Ellis sat for an interview with Consuelo Mack recently (it may be seen here). As most of my audience will know, Ellis is a proponent of index investing for individuals. Over the course of the interview, Ellis makes a number of interesting and provocative points, consistent with his books.
- For individuals, everything begins with saving, and the earlier we start, the better (because “catching up is hard and keeps getting harder, the longer you wait”).
- A few great investors (like Warren Buffett and David Swensen) can beat the market, but most don’t, which is why indexing is smart policy.
- The competition among the hoards of industrious and talented investors to outperform is vigorous, effectively cancelling each other out.
- A few investment firms have clients’ interests as central (such as the Capital Group, Wellington, T, Rowe Price, American Funds and Vanguard, but most are simply “commercial” and do not.
- Investors should diversify as broadly and deeply as possible.
- Commodities offer no economic productivity, making investment in them entirely speculative and to be avoided generally.
- A key to investing is simply to avoid mistakes, like panic selling and greedy buying (but doing so isn’t simple).
- Investors need accountability to someone who knows and cares about them.
- Individual investors need to “stabilize” their portfolios as they get older, usually by owning more high quality bonds.
The interview is well worth your careful attention.

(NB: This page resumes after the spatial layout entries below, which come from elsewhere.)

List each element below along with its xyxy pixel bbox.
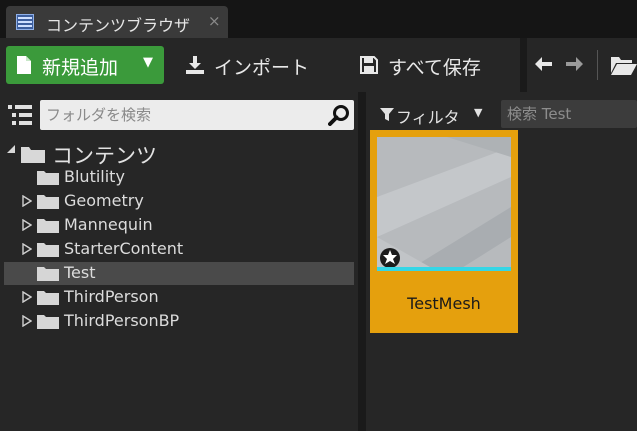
collapsed-arrow-icon[interactable] [22,315,32,327]
collapsed-arrow-icon[interactable] [22,243,32,255]
folder-icon [37,195,59,209]
folder-label: StarterContent [64,239,184,258]
folder-item[interactable]: Blutility [4,166,354,189]
folder-icon [37,219,59,233]
folder-label: ThirdPerson [64,287,159,306]
folder-label: ThirdPersonBP [64,311,180,330]
folder-label: Blutility [64,167,125,186]
filter-button[interactable]: フィルタ ▼ [378,100,490,128]
toolbar: 新規追加 ▼ インポート すべて保存 [0,38,637,92]
folder-label: Mannequin [64,215,153,234]
folder-search-field[interactable] [40,100,354,130]
save-all-label: すべて保存 [388,57,481,79]
forward-arrow-icon[interactable] [564,52,584,76]
asset-search-input[interactable] [507,104,635,124]
collapsed-arrow-icon[interactable] [22,219,32,231]
folder-search-input[interactable] [46,104,322,126]
sources-panel: コンテンツ Blutility Geometry Mannequin StarterC… [0,92,358,431]
folder-item[interactable]: ThirdPersonBP [4,310,354,333]
tree-view-icon[interactable] [8,104,32,126]
folder-label: Geometry [64,191,144,210]
folder-icon [37,291,59,305]
folder-icon [37,243,59,257]
search-icon[interactable] [328,104,350,126]
chevron-down-icon: ▼ [143,55,153,70]
folder-icon [37,315,59,329]
asset-panel: フィルタ ▼ TestMesh [366,92,637,431]
folder-icon [21,147,45,163]
folder-item[interactable]: Geometry [4,190,354,213]
folder-item[interactable]: StarterContent [4,238,354,261]
asset-name: TestMesh [407,294,481,313]
new-file-icon [17,56,31,74]
folder-icon [37,171,59,185]
collapsed-arrow-icon[interactable] [22,291,32,303]
tab-content-browser[interactable]: コンテンツブラウザ × [6,6,228,38]
asset-tile[interactable]: TestMesh [370,130,518,333]
add-new-label: 新規追加 [42,57,119,79]
close-icon[interactable]: × [208,12,221,30]
content-browser-icon [16,14,34,30]
collapsed-arrow-icon[interactable] [22,195,32,207]
asset-thumbnail [377,137,511,271]
chevron-down-icon: ▼ [474,106,483,119]
panel-splitter[interactable] [358,92,366,431]
save-icon [360,56,378,74]
folder-item[interactable]: ThirdPerson [4,286,354,309]
filter-label: フィルタ [396,108,460,127]
folder-item[interactable]: Test [4,262,354,285]
tree-root-content[interactable]: コンテンツ [0,140,358,168]
folder-label: Test [64,263,96,282]
import-icon [186,56,204,74]
asset-search-field[interactable] [501,100,637,128]
filter-icon [380,108,394,121]
static-mesh-icon [380,248,400,268]
folder-open-icon[interactable] [610,54,637,76]
back-arrow-icon[interactable] [534,52,554,76]
import-label: インポート [214,57,310,79]
save-all-button[interactable]: すべて保存 [352,46,512,84]
add-new-button[interactable]: 新規追加 ▼ [6,46,164,84]
asset-type-bar [377,267,511,271]
folder-icon [37,267,59,281]
import-button[interactable]: インポート [176,46,336,84]
tab-strip: コンテンツブラウザ × [0,0,637,38]
expanded-arrow-icon[interactable] [6,144,16,154]
nav-divider [597,50,598,80]
toolbar-divider [520,38,527,92]
tab-title: コンテンツブラウザ [46,16,191,35]
folder-item[interactable]: Mannequin [4,214,354,237]
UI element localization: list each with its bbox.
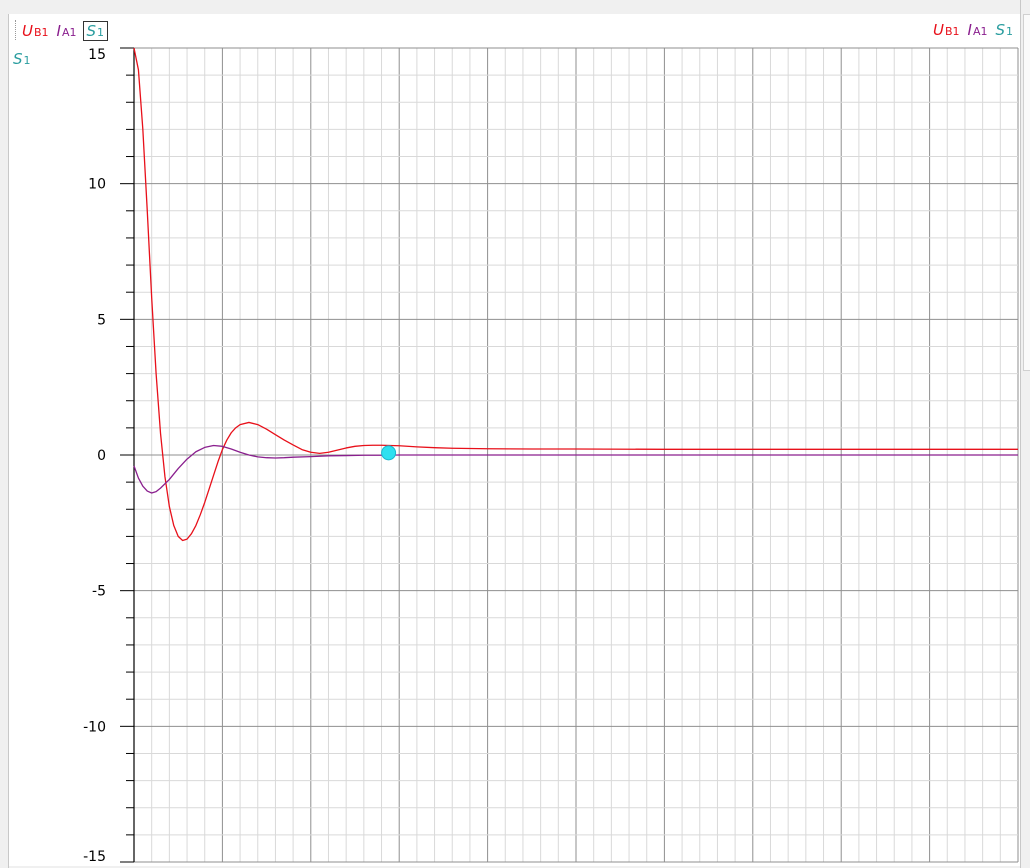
y-tick-label: 5	[97, 312, 106, 328]
window-top-bar	[0, 0, 1030, 15]
y-tick-label: -15	[83, 849, 106, 865]
chart-plot[interactable]: 15 10 5 0 -5 -10 -15	[9, 14, 1020, 866]
cursor-marker[interactable]	[381, 445, 397, 461]
y-tick-label: 10	[88, 177, 106, 193]
scrollbar-thumb[interactable]	[1023, 14, 1030, 371]
y-tick-label: 15	[88, 47, 106, 63]
vertical-scrollbar[interactable]	[1020, 0, 1030, 868]
left-panel-strip	[0, 14, 9, 868]
chart-panel: U B1 I A1 S1 U B1 I A1 S1 S1 15 10 5 0 -5 -10 -15	[9, 14, 1020, 866]
y-tick-label: -10	[83, 719, 106, 735]
y-tick-label: 0	[97, 448, 106, 464]
y-tick-label: -5	[92, 584, 106, 600]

In essence, Charley is making the case for careful asset allocation using low-cost index funds with regular re-balancing and adjustments as needed to keep the portfolio in line with one’s risk tolerance. This carefully articulated viewpoint leads to my statement of what I call “the Charley Ellis Challenge” — to the extent that you do not agree with or follow his advice, why don’t you and upon what evidence do you rely for not doing so?